We will start from
$$\begin{align}
D^* &= \underset{D}{arg\max}\;Tr\ (D^TX^TXD)\\
&= \underset{D}{arg\max}\left[Tr\ (D_{l-1}^TX^TXD_{l-1}) + d^{(l)T}X^TXd^{(l)}\right]
\end{align}
$$
Where we used the notation $D_{k}$ to denote the matrix with first $l-1$ columns of $D$.
The 2 summands in the expression share no common terms of $D$ and hence can be maximized independently adhering to the constraints $D_{l-1}$ has orthonormal columns and $d^{(l)}$ is unit norm and orthogonal to all columns of $D_{l-1}$.
Using the induction hypothesis, we conclude that $Tr\ (D_{l-1}^TX^TXD_{l-1})$ (with the constraint that the columns of $D_{l-1}$ are orthonormal) is maximized when $D_{l-1}$ comprises of the orthonormal eigenvectors corresponding the $l-1$ largest eigenvalues.
Notation:
Suppose $\lambda_1 \geqslant ... \geqslant\lambda_n$ are the eigenvalues and $v_1, ..., v_n$ are the corresponding orthonormal eigenvectors.
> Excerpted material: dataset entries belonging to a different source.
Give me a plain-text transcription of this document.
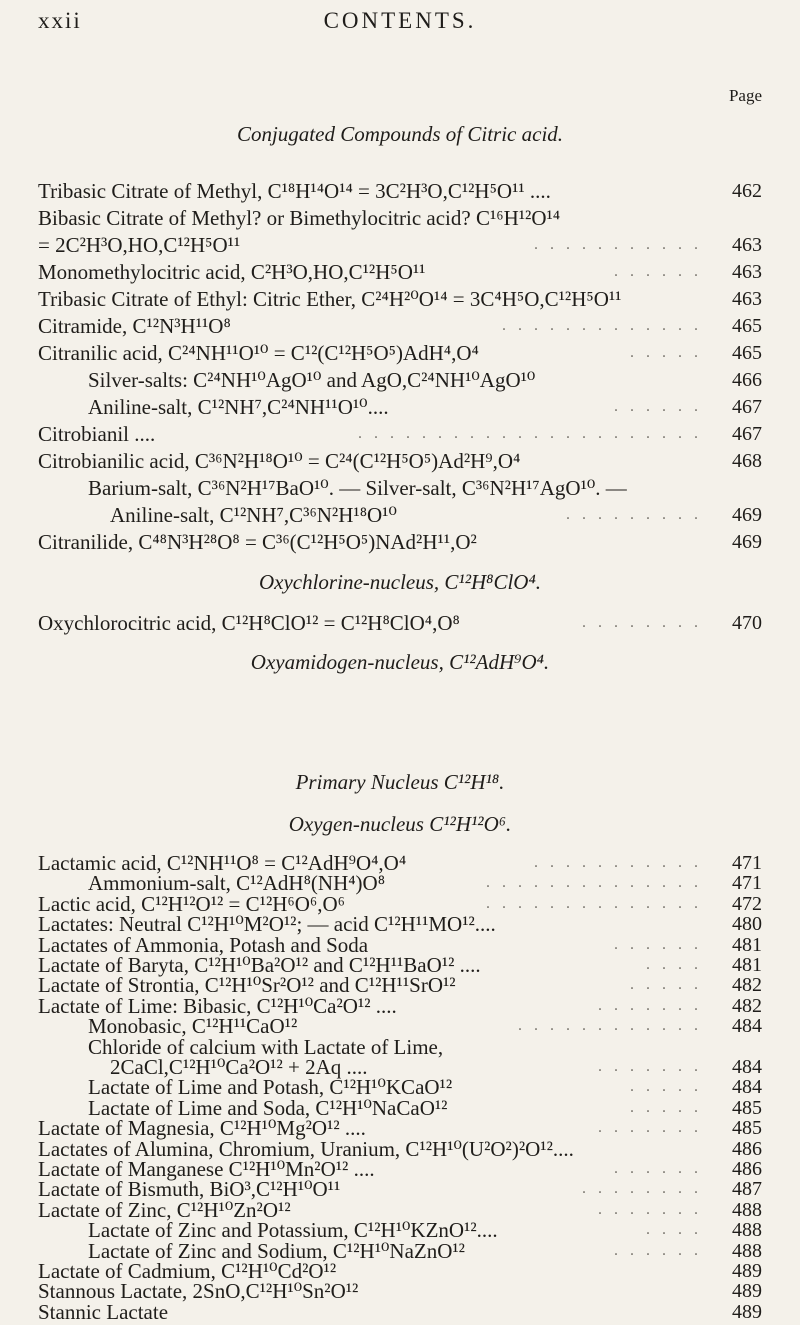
xxii	CONTENTS.
Page
Conjugated Compounds of Citric acid.
Tribasic Citrate of Methyl, C¹⁸H¹⁴O¹⁴ = 3C²H³O,C¹²H⁵O¹¹ ....	462
Bibasic Citrate of Methyl? or Bimethylocitric acid? C¹⁶H¹²O¹⁴
= 2C²H³O,HO,C¹²H⁵O¹¹	. . . . . . . . . . . 463
Monomethylocitric acid, C²H³O,HO,C¹²H⁵O¹¹	. . . . . . 463
Tribasic Citrate of Ethyl: Citric Ether, C²⁴H²⁰O¹⁴ = 3C⁴H⁵O,C¹²H⁵O¹¹	463
Citramide, C¹²N³H¹¹O⁸	. . . . . . . . . . . . . 465
Citranilic acid, C²⁴NH¹¹O¹⁰ = C¹²(C¹²H⁵O⁵)AdH⁴,O⁴	. . . . . 465
Silver-salts: C²⁴NH¹⁰AgO¹⁰ and AgO,C²⁴NH¹⁰AgO¹⁰	466
Aniline-salt, C¹²NH⁷,C²⁴NH¹¹O¹⁰....	. . . . . . 467
Citrobianil ....	. . . . . . . . . . . . . . . . . . . . . . 467
Citrobianilic acid, C³⁶N²H¹⁸O¹⁰ = C²⁴(C¹²H⁵O⁵)Ad²H⁹,O⁴	468
Barium-salt, C³⁶N²H¹⁷BaO¹⁰. — Silver-salt, C³⁶N²H¹⁷AgO¹⁰. —
Aniline-salt, C¹²NH⁷,C³⁶N²H¹⁸O¹⁰	. . . . . . . . . 469
Citranilide, C⁴⁸N³H²⁸O⁸ = C³⁶(C¹²H⁵O⁵)NAd²H¹¹,O²	469
Oxychlorine-nucleus, C¹²H⁸ClO⁴.
Oxychlorocitric acid, C¹²H⁸ClO¹² = C¹²H⁸ClO⁴,O⁸	. . . . . . . . 470
Oxyamidogen-nucleus, C¹²AdH⁹O⁴.
Lactamic acid, C¹²NH¹¹O⁸ = C¹²AdH⁹O⁴,O⁴	. . . . . . . . . . . 471
Ammonium-salt, C¹²AdH⁸(NH⁴)O⁸	. . . . . . . . . . . . . . 471
Primary Nucleus C¹²H¹⁸.
Oxygen-nucleus C¹²H¹²O⁶.
Lactic acid, C¹²H¹²O¹² = C¹²H⁶O⁶,O⁶	. . . . . . . . . . . . . . 472
Lactates: Neutral C¹²H¹⁰M²O¹²; — acid C¹²H¹¹MO¹²....	480
Lactates of Ammonia, Potash and Soda	. . . . . . 481
Lactate of Baryta, C¹²H¹⁰Ba²O¹² and C¹²H¹¹BaO¹² ....	. . . . 481
Lactate of Strontia, C¹²H¹⁰Sr²O¹² and C¹²H¹¹SrO¹²	. . . . . 482
Lactate of Lime: Bibasic, C¹²H¹⁰Ca²O¹² ....	. . . . . . . 482
Monobasic, C¹²H¹¹CaO¹²	. . . . . . . . . . . . 484
Chloride of calcium with Lactate of Lime,
2CaCl,C¹²H¹⁰Ca²O¹² + 2Aq ....	. . . . . . . 484
Lactate of Lime and Potash, C¹²H¹⁰KCaO¹²	. . . . . 484
Lactate of Lime and Soda, C¹²H¹⁰NaCaO¹²	. . . . . 485
Lactate of Magnesia, C¹²H¹⁰Mg²O¹² ....	. . . . . . . 485
Lactates of Alumina, Chromium, Uranium, C¹²H¹⁰(U²O²)²O¹²....	486
Lactate of Manganese C¹²H¹⁰Mn²O¹² ....	. . . . . . 486
Lactate of Bismuth, BiO³,C¹²H¹⁰O¹¹	. . . . . . . . 487
Lactate of Zinc, C¹²H¹⁰Zn²O¹²	. . . . . . . 488
Lactate of Zinc and Potassium, C¹²H¹⁰KZnO¹²....	. . . . 488
Lactate of Zinc and Sodium, C¹²H¹⁰NaZnO¹²	. . . . . . 488
Lactate of Cadmium, C¹²H¹⁰Cd²O¹²	489
Stannous Lactate, 2SnO,C¹²H¹⁰Sn²O¹²	489
Stannic Lactate	489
Denote $H_{l-1} = span\{v_1, ...,v_{l-1}\}$ and $H_{l-1}^{\bot}$ the orthogonal subspace of $H_{l-1}$ i.e. $H_{l-1}^{\bot} = span\{v_l,...,v_n\}$
Lemma:
$$\begin{align}\lambda_l &= \underset{d^{(l)}}{max}\ d^{(l)T}X^TXd^{(l)} \quad s.t. \Vert d^{(l)}\Vert = 1, d^{(l)} \in H_{l-1}^\bot \\
&=v_l^TX^TXv_l \end{align}$$
Proof:
Let $\Sigma = X^TX$. Because it's a symmetric positive semidefinite matrix, eigendecomposition exists and let it be $\Sigma = V\Lambda V^T$ where columns of $V$ are $v_1,...,v_n$ in that order and hence $\Lambda=diag(\lambda_1,...,\lambda_n)$.
$$
\begin{align}
d^{(l)T}\Sigma d^{(l)} &= d^{(l)T} V\Lambda V^T d^{(l)}\\
&= q^T \Lambda\ q \qquad [where\ q = V^Td^{(l)}]\\
&= \sum_{i=1}^n q_i^2 \lambda_i \qquad [where\ q_i = (V^Td^{(l)})_i = v_i^T d^{(l)}]\\
&= \sum_{i=l}^n q_i^2 \lambda_i \qquad [\because d^{(l)} \in H_{l-1}^\bot \implies q_i = v_i^T d^{(l)} = 0\ \forall i < l]\\
\end{align}
$$
Now,
$$
\begin{align}
\sum_{i=l}^n q_i^2 \lambda_i &= \sum_{i=1}^n q_i^2 \lambda_i = \Vert q \Vert = \Vert V^T d^{(l)} \Vert \\
&= \Vert d^{(l)} \Vert \qquad [\because V\ and\ hence\ V^T is\ orthogonal] \\
&= 1 \qquad \quad\ [\because \Vert d^{(l)} \Vert = 1]
\end{align}
$$
Therefore $d^{(l)T} \Sigma d^{(l)}$ is a convex combination of $\lambda_l,...,\lambda_n$ and $$\underset{d^{(l)}}{max}\ d^{(l)T}\Sigma d^{(l)} = \underset{d^{(l)}}{max}\ d^{(l)T}X^TXd^{(l)} = v_l^TX^TXv_l = \lambda_l \ (qed)$$
We conclude that $D^*$ is obtained by augmenting $D_{l-1}$ with the column $v_l$ which completes the original proof.